In half an hour on the Internet, Ryan learned that lying to an FBI agent was a serious crime. He couldn’t believe how—without really doing anything wrong—he’d ended up in such an unfair, fucking horrible mess.
As the days passed, the situation ate away at him. With “The Dog That Didn’t Bark, and the Porn That Wasn’t There” in and out of the front pages, the news that the “CI” was an Amherst undergrad would be banner news locally. Jackie might hear about it way out on Long Island, not to mention Jackie’s mom—who hated him already—and eventually his dad back in Chicago, which made Ryan sick to his stomach. His entire life was wobbling toward the toilet. No one could blame him if he couldn’t just stand by, doing nothing.

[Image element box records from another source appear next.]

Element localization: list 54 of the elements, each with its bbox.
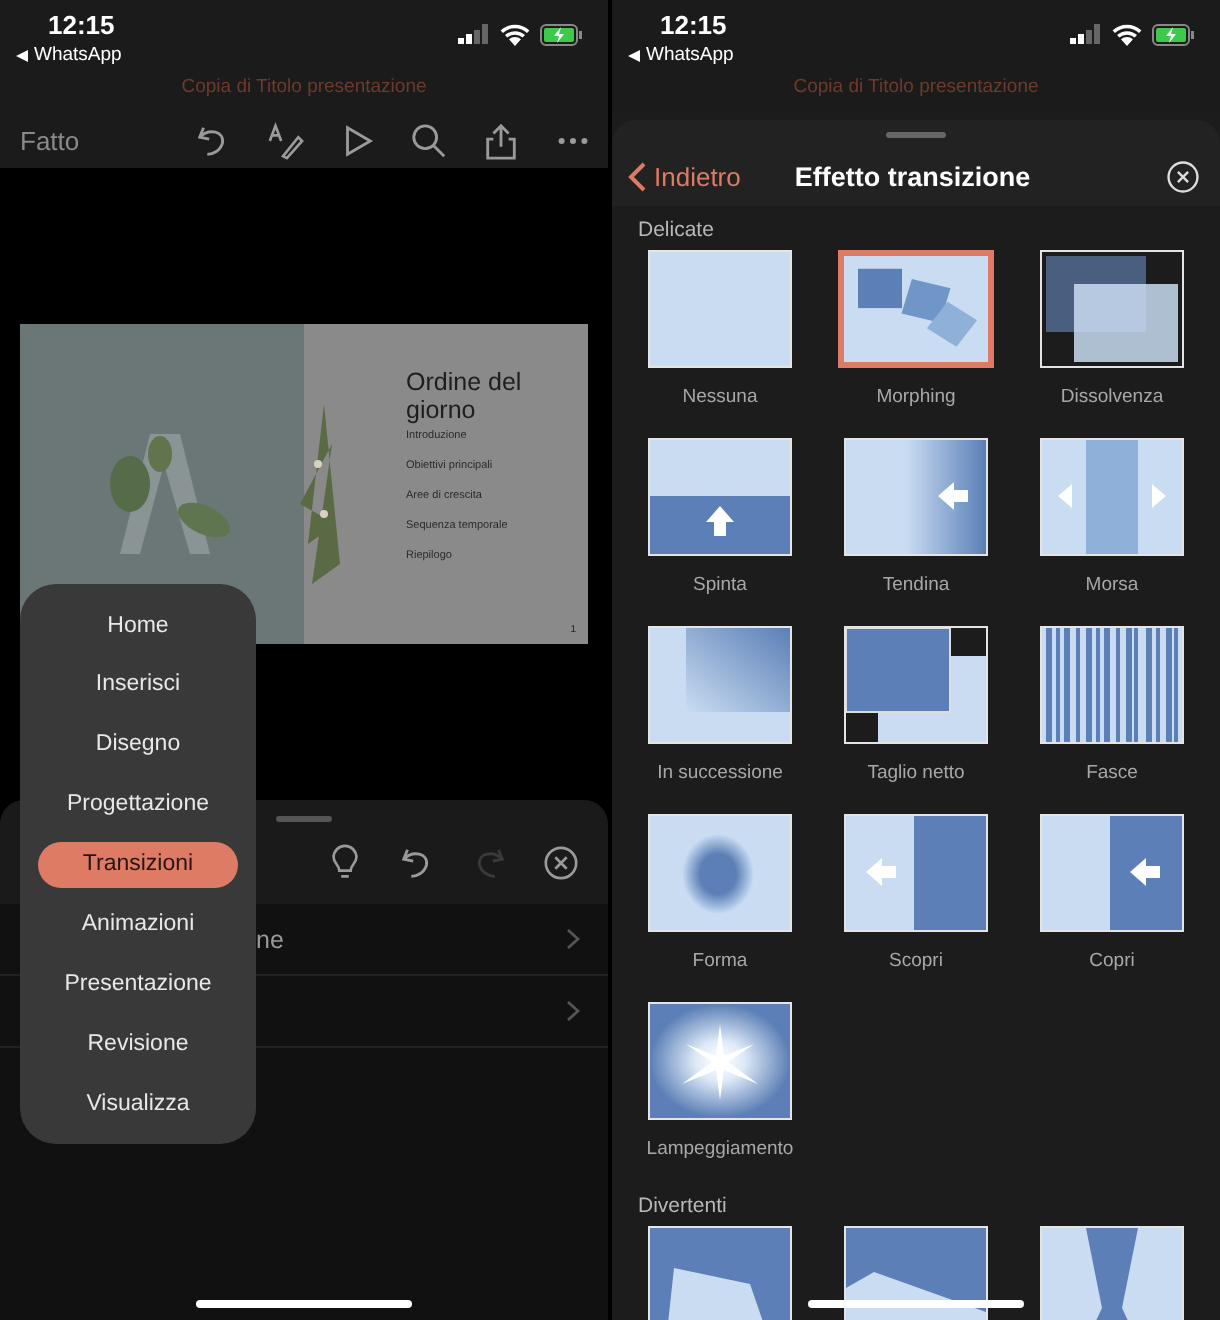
signal-icon xyxy=(458,24,490,44)
done-button[interactable]: Fatto xyxy=(20,125,80,155)
section-heading: Divertenti xyxy=(636,1192,729,1222)
wifi-icon xyxy=(1112,23,1142,45)
menu-item[interactable]: Transizioni xyxy=(38,841,238,887)
text-pen-icon[interactable] xyxy=(266,121,304,159)
transition-label: Nessuna xyxy=(682,386,758,408)
status-time: 12:15 xyxy=(658,10,727,40)
sheet-handle[interactable] xyxy=(276,816,332,822)
back-triangle-icon xyxy=(628,49,640,61)
transition-label: Scopri xyxy=(889,950,943,972)
document-title: Copia di Titolo presentazione xyxy=(791,74,1041,102)
chevron-right-icon[interactable] xyxy=(566,928,580,950)
search-icon[interactable] xyxy=(410,121,448,159)
sheet-handle[interactable] xyxy=(886,132,946,138)
close-icon[interactable] xyxy=(542,844,580,882)
battery-charging-icon xyxy=(540,23,584,45)
menu-item[interactable]: Disegno xyxy=(38,721,238,768)
transition-label: Forma xyxy=(692,950,748,972)
transition-label: Lampeggiamento xyxy=(646,1138,794,1160)
sheet-title: Effetto transizione xyxy=(794,161,1031,191)
back-to-app-link[interactable]: WhatsApp xyxy=(16,44,122,66)
menu-item[interactable]: Home xyxy=(38,602,238,648)
menu-item[interactable]: Animazioni xyxy=(38,900,238,947)
row-label: ne xyxy=(256,925,284,953)
menu-item[interactable]: Revisione xyxy=(38,1020,238,1067)
transition-label: Morsa xyxy=(1085,574,1139,596)
menu-item[interactable]: Inserisci xyxy=(38,661,238,708)
menu-item[interactable]: Presentazione xyxy=(38,960,238,1007)
signal-icon xyxy=(1070,24,1102,44)
slide-title: Ordine del giorno xyxy=(406,368,524,424)
transition-label: Morphing xyxy=(876,386,956,408)
transition-label: Taglio netto xyxy=(867,762,965,784)
document-title: Copia di Titolo presentazione xyxy=(179,74,429,102)
lightbulb-icon[interactable] xyxy=(326,844,364,882)
share-icon[interactable] xyxy=(482,121,520,159)
transition-label: Copri xyxy=(1089,950,1135,972)
transition-label: In successione xyxy=(657,762,783,784)
chevron-left-icon xyxy=(628,161,646,191)
chevron-right-icon[interactable] xyxy=(566,1000,580,1022)
transition-label: Dissolvenza xyxy=(1060,386,1164,408)
menu-item[interactable]: Visualizza xyxy=(38,1080,238,1126)
transition-label: Fasce xyxy=(1086,762,1138,784)
back-to-app-link[interactable]: WhatsApp xyxy=(628,44,734,66)
menu-item[interactable]: Progettazione xyxy=(38,781,238,828)
wifi-icon xyxy=(500,23,530,45)
back-button[interactable]: Indietro xyxy=(628,161,741,191)
transition-label: Tendina xyxy=(882,574,950,596)
transition-thumbnail[interactable] xyxy=(838,250,994,368)
battery-charging-icon xyxy=(1152,23,1196,45)
transition-label: Spinta xyxy=(693,574,747,596)
section-heading: Delicate xyxy=(636,216,716,246)
back-triangle-icon xyxy=(16,49,28,61)
status-time: 12:15 xyxy=(46,10,115,40)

The linchpin was Lib. She was the only one who could connect him to the flyer. As Professor Mattoon said, if he could keep Lib’s lip buttoned, they could ride this out. Mattoon was texting him every other day now, asking whether he’d “had his little chat” with Libby. But just having a chat with her wasn’t going to do it; she’d talk rings around him. Wasn’t there a case in New York where some girl died during “rough sex”? And hadn’t the guy gotten off? Ryan wasn’t going to go that far, obviously—though it would be easy to slip up during one of their games, especially if they were shit-faced. His judo experience made him an expert on choke holds, which he and Libby sometimes played around with to jack things up. The holidays were coming up soon, which would give him a timely escape and the space to think. When the new semester began, his birthday wouldn’t be far off. The celebration was bound to be wild. Accidents happened all the time.